Members of the Chrome team did not respond to requests for comment. Their proposal was published under Chrome’s “Blink” process for code changes, designed to put proposed alterations out for comment by the wider user/developer community. This means that in theory, once three or more of the seven engineers working on the issue agree, the changes will be implemented.
The proposal calls for successive releases of Chrome over the rest of the year to progressively reduce the amount of time for which existing Symantec certificates can be trusted — in an effort to force the company to re-issue all of the millions of certificates it currently provides for its customers. By the first release next year, Symantec certificates would be recognized for a maximum of nine months.
But starting in September, any Symantec certificate issued with a validity of more than nine months would not be trusted at all.
And, most importantly, the proposal would strip all Symantec certificates right away of their “Extended Validation” status, for at least a year. “We no longer have the confidence necessary in order to grant Symantec-issued certificates the ‘Extended Validation’ status,” wrote Chrome engineer Ryan Sleevi in the proposal.
EV status was designed to be the gold standard for internet encryption, explained Craig Spiezle, president of the Online Trust Alliance and who helped develop the EV standard a decade ago at Microsoft.
EV “promises the site visitor a higher level of confidence about who they are interacting with,” he told CyberScoop, adding that his own organization had to provide a copy of its business license and a letter from lawyers or auditors confirming their address.
“There’s lot of work involved” in getting an EV certificate, and they can cost anything from $200-$1000 per website per year, Michael Fowler, president of the Comodo CA told CyberScoop.
He called the Chrome plan “A very strong approach,” but added he did not expect the browser to suffer the fallout from broken user experiences.

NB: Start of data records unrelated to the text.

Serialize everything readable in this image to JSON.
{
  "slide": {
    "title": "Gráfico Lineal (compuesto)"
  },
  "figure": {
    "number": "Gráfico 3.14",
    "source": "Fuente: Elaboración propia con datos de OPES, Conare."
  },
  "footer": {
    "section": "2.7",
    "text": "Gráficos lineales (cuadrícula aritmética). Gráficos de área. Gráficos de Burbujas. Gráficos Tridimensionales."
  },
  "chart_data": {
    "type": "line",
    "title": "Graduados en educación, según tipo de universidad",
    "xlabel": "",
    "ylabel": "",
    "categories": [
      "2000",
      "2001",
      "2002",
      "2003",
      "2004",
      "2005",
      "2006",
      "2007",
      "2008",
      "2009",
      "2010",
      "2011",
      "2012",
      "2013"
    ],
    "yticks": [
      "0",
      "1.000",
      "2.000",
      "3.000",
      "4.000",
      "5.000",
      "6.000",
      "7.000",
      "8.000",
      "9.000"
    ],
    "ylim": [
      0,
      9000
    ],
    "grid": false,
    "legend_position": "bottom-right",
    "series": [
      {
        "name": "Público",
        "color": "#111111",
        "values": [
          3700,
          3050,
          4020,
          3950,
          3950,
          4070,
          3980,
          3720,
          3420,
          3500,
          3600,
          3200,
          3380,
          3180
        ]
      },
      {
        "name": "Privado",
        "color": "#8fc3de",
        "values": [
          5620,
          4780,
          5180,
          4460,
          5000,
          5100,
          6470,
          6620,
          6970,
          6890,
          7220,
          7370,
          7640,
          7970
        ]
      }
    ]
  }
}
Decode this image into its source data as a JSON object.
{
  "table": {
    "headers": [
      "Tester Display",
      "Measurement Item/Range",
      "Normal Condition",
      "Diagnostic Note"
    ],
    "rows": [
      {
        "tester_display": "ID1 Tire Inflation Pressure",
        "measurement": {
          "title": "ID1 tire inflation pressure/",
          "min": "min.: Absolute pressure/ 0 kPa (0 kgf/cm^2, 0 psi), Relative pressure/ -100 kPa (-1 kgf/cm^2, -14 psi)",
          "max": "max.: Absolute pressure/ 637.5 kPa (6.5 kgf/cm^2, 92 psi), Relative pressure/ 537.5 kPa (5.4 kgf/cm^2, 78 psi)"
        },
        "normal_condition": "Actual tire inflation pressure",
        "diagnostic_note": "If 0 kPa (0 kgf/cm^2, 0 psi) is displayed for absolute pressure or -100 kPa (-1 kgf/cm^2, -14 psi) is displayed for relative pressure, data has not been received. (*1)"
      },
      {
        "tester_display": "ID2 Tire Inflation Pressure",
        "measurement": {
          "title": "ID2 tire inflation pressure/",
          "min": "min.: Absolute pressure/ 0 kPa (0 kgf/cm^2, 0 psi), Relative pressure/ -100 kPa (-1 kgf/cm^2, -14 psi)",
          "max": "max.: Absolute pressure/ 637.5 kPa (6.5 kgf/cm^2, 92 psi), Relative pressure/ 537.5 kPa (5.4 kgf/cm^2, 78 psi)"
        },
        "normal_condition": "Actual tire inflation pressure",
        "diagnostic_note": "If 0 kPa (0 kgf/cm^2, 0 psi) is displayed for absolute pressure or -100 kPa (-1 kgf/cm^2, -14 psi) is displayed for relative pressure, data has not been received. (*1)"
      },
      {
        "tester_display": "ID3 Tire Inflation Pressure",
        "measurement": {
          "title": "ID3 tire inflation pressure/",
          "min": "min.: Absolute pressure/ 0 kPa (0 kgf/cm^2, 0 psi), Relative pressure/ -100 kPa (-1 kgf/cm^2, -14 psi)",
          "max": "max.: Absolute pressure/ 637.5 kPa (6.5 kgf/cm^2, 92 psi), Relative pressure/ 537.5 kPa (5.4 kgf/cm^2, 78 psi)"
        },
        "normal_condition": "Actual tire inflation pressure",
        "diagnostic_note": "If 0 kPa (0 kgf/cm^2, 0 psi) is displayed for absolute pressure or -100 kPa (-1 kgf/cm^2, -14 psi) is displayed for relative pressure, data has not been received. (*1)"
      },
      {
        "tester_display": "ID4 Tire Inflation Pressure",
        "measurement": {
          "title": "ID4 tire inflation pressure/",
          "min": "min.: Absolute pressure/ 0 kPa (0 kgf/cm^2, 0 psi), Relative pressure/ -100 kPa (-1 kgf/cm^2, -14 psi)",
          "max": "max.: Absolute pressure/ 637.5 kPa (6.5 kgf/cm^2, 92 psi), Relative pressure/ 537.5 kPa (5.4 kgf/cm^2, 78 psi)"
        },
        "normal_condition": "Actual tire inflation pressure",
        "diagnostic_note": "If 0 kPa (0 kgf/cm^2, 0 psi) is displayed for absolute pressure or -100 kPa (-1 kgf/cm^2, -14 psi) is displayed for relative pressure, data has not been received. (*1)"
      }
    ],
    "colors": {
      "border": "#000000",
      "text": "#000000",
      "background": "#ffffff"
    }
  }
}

“The users will not see it as a Chrome problem,” he said. “They will see a problem with the site … They don’t know that Symantec is the CA. They don’t know what a CA is. All they will see is a problem with the site.”
“If Google thought they’d be blamed, they wouldn’t be doing it this way,” added Nick France, the technical security officer at Comodo.
Comodo is offering to replace Symantec certificates free of charge.
“This is going to be a long and very difficult process for Symantec,” said Fowler.